If it wants to push up in the short term, we need to pay attention to the 93000~93050 area — this is where the most chips are piled up, and it's also a pressure zone where the main force has placed a lot of sell orders, and these are all spot orders.

Short-term support can be closely monitored at 89295, which is where the chip peak is concentrated.
Now looking at ETH, the situation is almost like "brothers in difficulty" with BTC.

The main force just placed a limit sell order of 16.47 million dollars here.

Everyone can also take a look at the 30-minute cycle; there might be signals of insufficient momentum.
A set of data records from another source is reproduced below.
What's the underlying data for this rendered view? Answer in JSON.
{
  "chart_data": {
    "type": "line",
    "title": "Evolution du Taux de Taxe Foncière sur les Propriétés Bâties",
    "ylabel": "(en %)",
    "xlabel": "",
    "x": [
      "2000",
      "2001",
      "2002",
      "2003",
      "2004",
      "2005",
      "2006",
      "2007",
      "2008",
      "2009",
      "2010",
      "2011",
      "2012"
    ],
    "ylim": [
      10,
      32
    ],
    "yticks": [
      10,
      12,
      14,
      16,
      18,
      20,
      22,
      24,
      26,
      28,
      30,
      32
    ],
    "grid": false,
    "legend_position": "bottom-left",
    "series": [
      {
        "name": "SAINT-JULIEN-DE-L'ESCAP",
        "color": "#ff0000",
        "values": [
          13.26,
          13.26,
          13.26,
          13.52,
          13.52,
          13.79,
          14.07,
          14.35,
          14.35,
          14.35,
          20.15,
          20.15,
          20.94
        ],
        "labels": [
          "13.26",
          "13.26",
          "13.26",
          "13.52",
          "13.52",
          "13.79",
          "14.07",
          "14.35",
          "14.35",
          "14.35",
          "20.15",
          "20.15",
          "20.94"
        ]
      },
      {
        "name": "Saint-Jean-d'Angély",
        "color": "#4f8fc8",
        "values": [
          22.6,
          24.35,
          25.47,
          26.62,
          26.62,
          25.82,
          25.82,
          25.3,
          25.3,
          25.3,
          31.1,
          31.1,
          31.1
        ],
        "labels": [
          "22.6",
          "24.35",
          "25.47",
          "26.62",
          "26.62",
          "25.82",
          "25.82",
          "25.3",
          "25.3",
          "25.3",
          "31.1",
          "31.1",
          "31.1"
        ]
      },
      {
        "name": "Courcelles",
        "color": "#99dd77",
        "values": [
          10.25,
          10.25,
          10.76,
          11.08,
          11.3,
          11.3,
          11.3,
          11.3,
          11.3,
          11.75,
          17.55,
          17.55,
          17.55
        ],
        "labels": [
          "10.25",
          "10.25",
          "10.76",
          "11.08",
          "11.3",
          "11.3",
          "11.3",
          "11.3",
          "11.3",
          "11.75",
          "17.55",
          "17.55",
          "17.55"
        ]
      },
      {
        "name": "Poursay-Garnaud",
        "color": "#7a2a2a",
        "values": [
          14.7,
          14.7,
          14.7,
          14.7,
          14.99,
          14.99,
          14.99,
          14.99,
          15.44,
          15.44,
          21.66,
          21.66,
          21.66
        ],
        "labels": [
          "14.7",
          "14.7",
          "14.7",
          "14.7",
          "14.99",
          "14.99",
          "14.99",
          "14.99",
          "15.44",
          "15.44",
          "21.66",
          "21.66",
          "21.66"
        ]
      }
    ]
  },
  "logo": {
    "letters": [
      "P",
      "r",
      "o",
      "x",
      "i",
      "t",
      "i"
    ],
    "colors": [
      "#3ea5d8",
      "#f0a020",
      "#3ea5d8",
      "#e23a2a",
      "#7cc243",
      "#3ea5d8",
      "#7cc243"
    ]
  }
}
Its short-term pressure is at 3200~3240 (recent high + sell orders from the main force), while support is at 3035 — this is where the most concentrated chip peak has occurred in the past week.
By the way, the red and green bars in the chart are tracking the main force's large orders, the blue and orange blocks represent chip distribution, and the light green is the liquidation heatmap — I will share the source code for these indicators later. Of course, the above is just a current technical analysis and absolutely does not constitute investment advice!
Having looked at the market, let's talk about something real next — where is the main force hiding and making moves? This is the core of today's live broadcast!
Friends who have used our PRO membership probably noticed an interesting thing: for example, during a decline, many buy orders appeared on Binance for BTC, but the price just couldn't stop falling.

Even three large orders had less impact than a single large order on Coinbase — for instance, that 19.31 million market order on Coinbase directly caused a price fluctuation of over 3%. This difference is related to the main force's strongholds.

Let's talk about Binance first — it is the leader in global trading volume, a position that no one can shake. This is mainly due to its large user base and operational model, making it the "heart" of liquidity: a massive number of market makers and quantitative teams are clustered here, and the proportion of retail investors is also high. However, these market makers and quant traders are not betting on direction; they are more focused on earning some price differences and arbitrage.
Retail investors, on the other hand, love to use limit orders (after all, the fees are low), so the limit orders on Binance are densely packed — you can see the BN buy signals in this chart, all of which are limit orders over 10 million dollars from Binance.

But Coinbase, Kraken, and Bitstamp are not on the same path as Binance — this is the main stage for institutional funds.
Coinbase needs no introduction; it is a top-tier exchange under U.S. regulation, and the funds for U.S. ETFs flow in and out through it, serving as a "dedicated trading entry" for U.S. institutions.
Kraken, while global, focuses on Europe and the U.S., and has a major weapon: it has one of the largest and most secretive cryptocurrency OTC trading desks in the world. Many of the funds from previous incidents like Mount Gox and FTX payouts have been transferred to Kraken — the users here are mostly old-money institutions from Europe, who prefer stability over short-term trading.
Bitstamp is positioned in the middle, serving as the main stage for European banks and fiat currency entry, primarily dealing with euro funds.
Currently, the market situation in the crypto space is mainly driven by European and American funds, so to observe the main force's movements, we need to focus on these three platforms. Moreover, all three have proper licenses and must comply with AML/KYC/FATF regulations, so institutions here are cautious about placing too many limit orders — one, for fear of being targeted by the market, and two, due to strict compliance checks, which can easily be seen as false orders. Binance is relatively more flexible.
Let me show you an example: during a previous decline, the main force on Binance was buying frantically (trying to support the price), but the main forces on these European and American platforms were still selling, especially on Coinbase. This is not an isolated case.

To summarize: during a decline, if you see large protective buy orders on Binance, you need to first confirm whether the main forces on Coinbase, Kraken, and Bitstamp have stopped selling; if BTC on Binance suddenly surges or plummets, you should also check whether the main forces on these platforms are moving along — without news or trading volume to support it, actions solely from Binance do not count.